Por Eliton Meneses*
O dia
começara quente sob o céu limpo do começo de agosto. Fazia dois meses da última
chuva. Era preciso trabalhar a terra para o outro ano. Benedito Tonho pôs a
enxada no ombro, segurou o laço da cabaça e se dirigiu sozinho para o roçado.

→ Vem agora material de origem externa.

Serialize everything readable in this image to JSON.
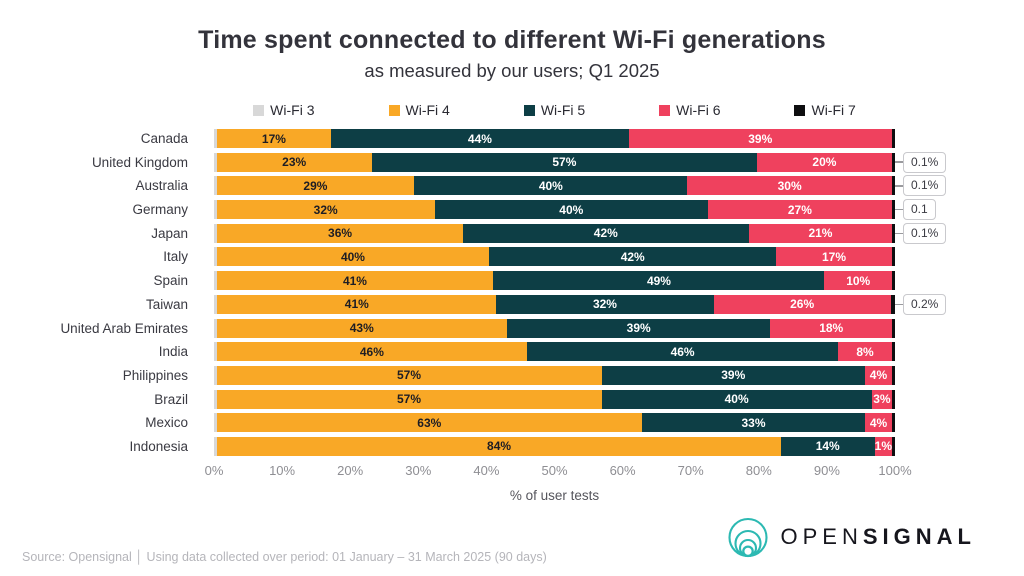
{
  "header": {
    "title": "Time spent connected to different Wi-Fi generations",
    "subtitle": "as measured by our users; Q1 2025"
  },
  "chart_data": {
    "type": "bar",
    "orientation": "horizontal",
    "stacked": true,
    "title": "Time spent connected to different Wi-Fi generations",
    "subtitle": "as measured by our users; Q1 2025",
    "xlabel": "% of user tests",
    "xlim": [
      0,
      100
    ],
    "x_ticks": [
      "0%",
      "10%",
      "20%",
      "30%",
      "40%",
      "50%",
      "60%",
      "70%",
      "80%",
      "90%",
      "100%"
    ],
    "legend_position": "top",
    "categories": [
      "Canada",
      "United Kingdom",
      "Australia",
      "Germany",
      "Japan",
      "Italy",
      "Spain",
      "Taiwan",
      "United Arab Emirates",
      "India",
      "Philippines",
      "Brazil",
      "Mexico",
      "Indonesia"
    ],
    "series": [
      {
        "name": "Wi-Fi 3",
        "color": "#d8d8d8",
        "show_labels": false,
        "label_color": "#3a3a42",
        "values": [
          0.2,
          0.2,
          0.3,
          0.3,
          0.5,
          0.3,
          0.2,
          0.5,
          0.2,
          0.3,
          0.3,
          0.3,
          0.3,
          0.5
        ]
      },
      {
        "name": "Wi-Fi 4",
        "color": "#f9a826",
        "show_labels": true,
        "label_color": "#1d1d24",
        "values": [
          17,
          23,
          29,
          32,
          36,
          40,
          41,
          41,
          43,
          46,
          57,
          57,
          63,
          84
        ]
      },
      {
        "name": "Wi-Fi 5",
        "color": "#0d3e45",
        "show_labels": true,
        "label_color": "#ffffff",
        "values": [
          44,
          57,
          40,
          40,
          42,
          42,
          49,
          32,
          39,
          46,
          39,
          40,
          33,
          14
        ]
      },
      {
        "name": "Wi-Fi 6",
        "color": "#ef415e",
        "show_labels": true,
        "label_color": "#ffffff",
        "values": [
          39,
          20,
          30,
          27,
          21,
          17,
          10,
          26,
          18,
          8,
          4,
          3,
          4,
          1
        ]
      },
      {
        "name": "Wi-Fi 7",
        "color": "#0e0e10",
        "show_labels": false,
        "label_color": "#ffffff",
        "values": [
          0.1,
          0.1,
          0.1,
          0.1,
          0.1,
          0.1,
          0.1,
          0.2,
          0.1,
          0.1,
          0.1,
          0.1,
          0.1,
          0.1
        ]
      }
    ],
    "callouts": [
      {
        "category": "United Kingdom",
        "label": "0.1%"
      },
      {
        "category": "Australia",
        "label": "0.1%"
      },
      {
        "category": "Germany",
        "label": "0.1"
      },
      {
        "category": "Japan",
        "label": "0.1%"
      },
      {
        "category": "Taiwan",
        "label": "0.2%"
      }
    ]
  },
  "footer": {
    "source_line": "Source: Opensignal │ Using data collected over period: 01 January – 31 March 2025 (90 days)"
  },
  "logo": {
    "part1": "OPEN",
    "part2": "SIGNAL",
    "icon_color": "#2cb9b2"
  }
}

Estava contente com a decisão da Justiça. Depois de tanta luta, a causa foi
decidida de maneira justa, em favor do mais pobre. A terra era do povo, era da
comunidade, era do agricultor que a cultivava há tantos anos. Estava feliz e
aliviado. Valera a pena toda a luta. Agora contava até com uma sentença da
Justiça. Ninguém ia mais ter coragem de dizer que era dono da terra alheia. Um
papel carimbado da Justiça resolvia muita coisa.
– As
coisas só acontecem quando a gente faz as coisas acontecerem!
O suor
escorria na testa debaixo do seu chapéu de palha. Uma brisa leve amenizava o
calor da manhã ensolarada. Dois bigodeiros cantavam num cajueiro e um urubu
vagava no céu azul. O sertão estava verde depois do inverno regular. Benedito
Tonho assobiava pensativo, enquanto aparava com a foice o excesso de mato da
coivara. À noite haveria encontro da Pastoral da Terra com o pessoal das CEBs
na comunidade. Era preciso discutir alguns pontos, reordenar o passo,
encaminhar novos projetos. A luta do povo precisava continuar, sem medo. No
final tudo se acertava. A justiça acabava prevalecendo.
– Morrer
na luta é heroísmo! Fugir da luta é covardia!
De
repente, o coro de cigarras cessou. Uma nuvem negra escondeu o sol do sertão e
suspendeu a brisa até então amena. Na porteira, apareceu um homem desconhecido,
que entrou no cercado lentamente em direção a Benedito Tonho. Quando avistou o
sujeito a poucos metros de si, parado, Benedito Tonho fez questão de saudá-lo.
– Olá,
camarada! No que posso servi-lo?
– Você
que é o Benedito Tonho?!
– Sou,
sim, companheiro!
Cinco
tiros romperam o silêncio da capoeira. Benedito Tonho escutou os dois primeiros
e sentiu imediatamente um aperto no peito e um gosto de sangue na boca. Com a
face esquerda encostada na terra quente e os dedos cravados no chão, muitos
pensamentos ainda lhe percorreram a mente enquanto os sentidos se esvaíam pouco
a pouco.
Pensou
na mulher e nos meninos pequenos, no inverno do próximo ano, nos encontros da
comunidade, na luta popular por direito, na igreja dos pobres... Antes do
último suspiro, ainda balbuciou:
– Companheiros, não
desistam jamais de lutar!
De
repente, ergueu-se como um espectro e observou seu corpo estirado no chão e um
homem correndo em fuga. Avistou também vários anjos em sua volta. Almas de
pessoas que, como ele, haviam tombado na luta contra as injustiças sociais.
Espíritos obsequiosos que o saudaram com efusão e o acompanharam, de mãos
dadas, por uma estrada de luz.
P.S.: Benedito Tonho foi uma liderança da CPT (Comissão
Pastoral da Terra) e das CEBs (Comunidades Eclesiais de Base), morto, em 05 de
agosto de 1986, aos 27 anos, a mando de um grileiro, na comunidade de
Queimadas, Distrito de Ubaúna, Coreaú (CE), depois de ver reconhecida a
legitimidade da sua terra, tendo-se convertido num dos símbolos da luta popular
por direitos.
* Eliton Meneses é poeta e Defensor Público no estado do Ceará.